Let’s define sticky as being compelling enough to remain relevant, useful and viable over the course of more than one generation, say ten years. The wheel was surely the ultimately sticky tech, still in use after fifty centuries.

In sport, television broadcast has been the most enduring technology. The first broadcast football match was in 1936, between Arsenal and Arsenal Reserves. The first World Cup to be televised was 18 years later, in 1954. However even television looks under threat, at least in traditional means, as live streaming in sport begins to gain traction, and rightly so.

There have been gains in the commercialisation of sport with the stadium too. Thirty years ago, static perimeter boards were the norm. These were slowly replaced by rotating boards, whilst LED is now the standard in most premier competitions.

Technology that sticks will achieve a value proposition of effectiveness and price. If a new technology is cheaper and equally effective, it will stick. If it is better and the value of these benefits is not outweighed by an additional cost, it will stick. The golden chalice is of course better and cheaper, although that is quite rare.
 
When it comes to spectator experience though, it has to be of enduring benefit. There are many ideas out there which are incredibly effective at first, but this decreases over time (i.e. people get bored). These are known as a fad, and I see a lot of technology that is undermined by this fad status.

So where next? At the risk of falling into the trap of making predictions, this is what I see as the new techs in sport that has the potential to be sticky and thus endure over the next twenty years.

Virtual Advertising

This will take over from LED, if the technology can be reliable enough – this looks encouraging, but there is a way to go and barriers to adoption. If it sticks, it will enable sponsors to target customers in different markets with varying brands, languages, and messaging. For event owners, the way they sell the rights could change, being sold by market rather than by time on an LED screen. Slightly counter-intuitively, this could mean a return from LED to traditional static signage (it can’t just be concrete for the fans in a venue).

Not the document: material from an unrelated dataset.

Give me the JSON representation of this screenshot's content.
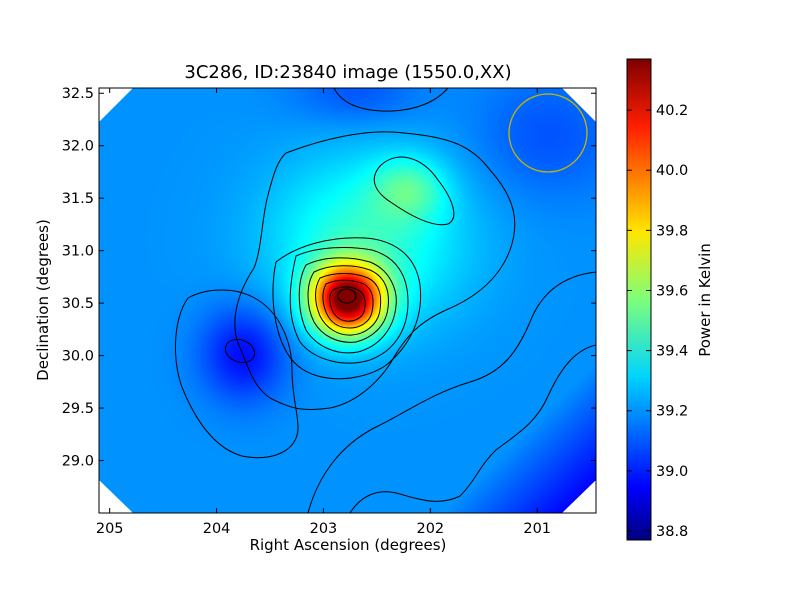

Live Experiences on Mobile

Mobile is now ubiquitous across all aspects of our life, except for the live experience. Apps are rarely populated with great content, and the call to action happens at the wrong time. The availability of Wi-Fi and contention in mobile networks in stadia prevent genuine engagement on mobile.  New technologies such as localised Wi-Fi could solve the problem short term, and future mobile networks could potentially change the game.

Digital Ticketing

Tied in with mobile, digital ticketing will change the way we access venues. Tickets will be something which is available on mobile, in a similar way to how we use boarding passes on our devices for a flight.

Streaming

As streaming slowly dominates live television, through this, it will also take over match choice. And rightly so; it seems ludicrous that the choice of matches is restricted by what is on a particular channel right now.

Virtual Reality

VR will evolve into something less insular and become mainstream, perhaps merging with augmented reality. For the near future, 360 video is the closest we will get to a sticky change in how we watch sport.